The Effects on Voting Laws after the Shelby v Holder Supreme Court Ruling – 6
Supreme Court Oral Argument Highlights and Excerpts (continued)
The next to witness to begin oral arguments was Solicitor General Don Verrilli on behalf of the Federal Respondent.
Just as the liberal inclined Justices engaged Mr. Rein with difficult and complex questions and challenges, the conservative members of the Court now had their turn to do the same.
Mr. Verrilli initiated his argument by thanking the Court and began by stating what he termed a “fundamental point” which primarily needed to be vocalized. He heralded that all parties involved in this case have stipulated that “the Voting Rights Act had made a huge difference in transforming the culture of blatantly racist voter suppression that characterized parts of this country for a century.”
He next referenced the “Section 5 preclearance” issue as the “principal engine of that progress,” and since its inauguration, has always been a fact that, “only a tiny fraction of submissions under” that Section of the Voting Rights Act resulted in any opposition. He simplified by saying that “that progress” under it had been achieved by preventing regions covered by it to act against its foundation as well as the restriction it enforces on individual States and regions within them, not due to the tangible enforcement by methods of protest and/or objection.
He went on to rationalize that when Congress chose to reauthorize its validity in 2005, their decision was primarily based on the probability with thorough confidence that the “attitudes and behaviors in covered jurisdictions” had not changed to the point where its authority should be removed. Referring to an earlier comment stated by Judge Kagan he began to state that Congress had a very substantial record of continuing need before it when it…

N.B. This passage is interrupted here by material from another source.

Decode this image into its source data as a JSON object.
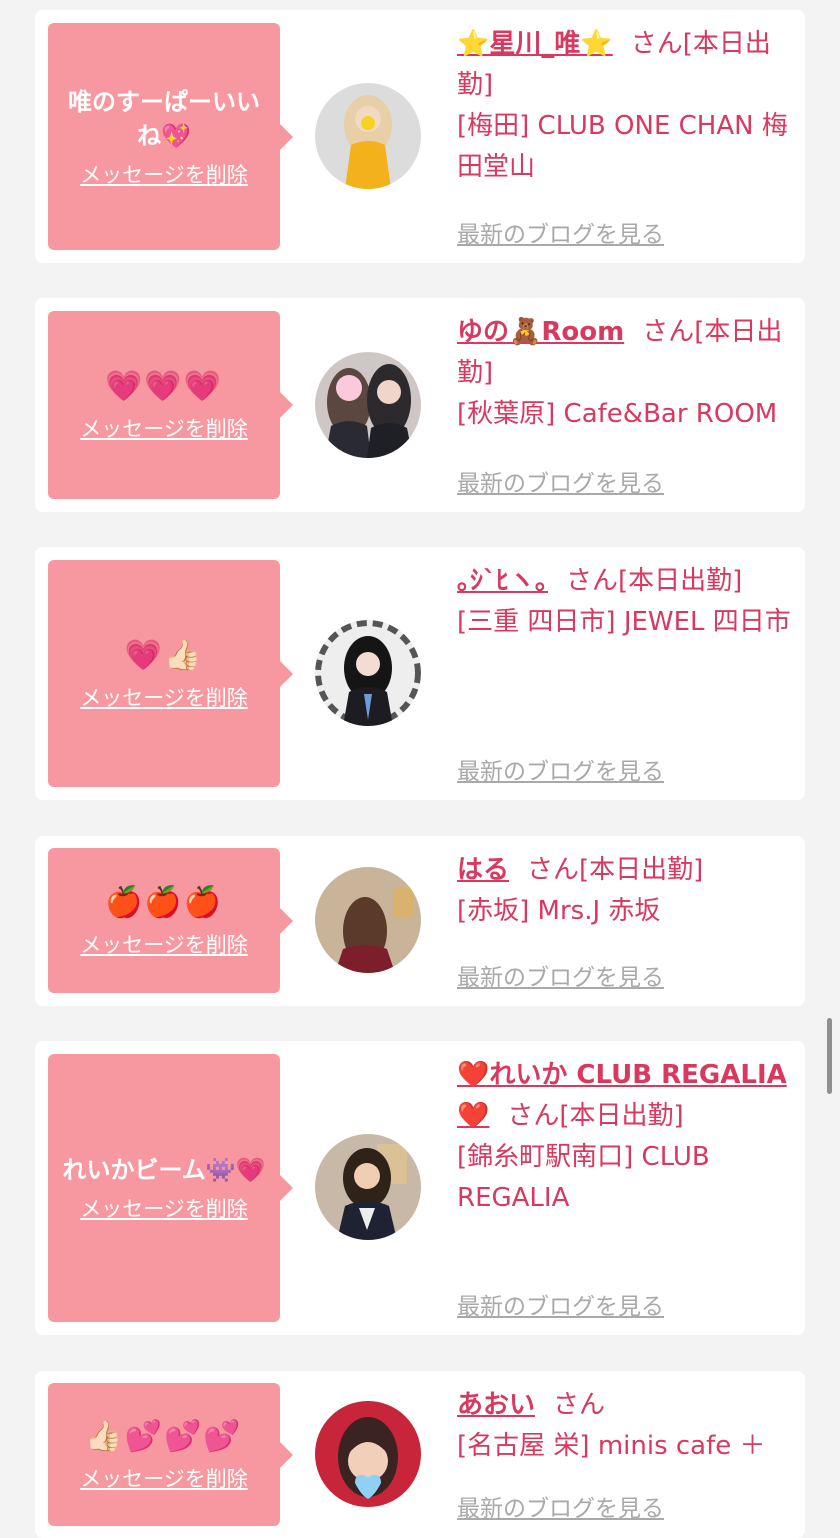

But before Verrilli could complete his last sentence, Judge Roberts interjected, asking the question, “Can I ask you just a little bit about that record? Do you know how many submissions there were for preclearance to the Attorney General in 2005?” Verrilli didn’t know the precise amount but remarked that in truth it must have been many thousands. Roberts was aware of the total and let Verrilli know that it was 3700. After this fact was recognized by Verrilli, Roberts went on to ask “Do you know how many objections the Attorney General lodged?” In this case Verrilli did have the answer which totaled “one” in 2005, and when prompted by Roberts pertaining to his answer he went on to say “…But, Mr. Chief Justice, that is why I made the point a minute ago that the key way in which Section 5… it has to be the case, everyone agrees, that the significant progress that we’ve made is principally because of Section 5”. He continued by specifying that in truth; “only a tiny fraction of submissions result in objections.”
Justice Scalia commented next stating that “That will always be true forever into the future. You could always say, oh, there has been improvement, but the only reason there has been improvement are these extraordinary procedures that deny the States sovereign powers, which the Constitution preserves to them.” He then questioned Verrilli asking if in fact the only reason there’s been improvement is because of the stated procedure being in place and further probed him if there will always be a need for it to be kept in place?
Verrilli’s initial reply of “no” was followed by Scalia asking him “Is that the argument you are making?” Verrilli began to respond by saying “That is not the argument. We do not think that… but was interrupted by Scalia when he reiterated “I thought that was the argument you were just making.” Verrilli then tried to explain to the Justice the conclusions, beginning by saying “It is not. Congress relied on far more on just the deterrent effect. There was a substantial record based on the number of objections, the types of objections, the findings of… when Scalia again broke in to counter that “That’s a different argument.”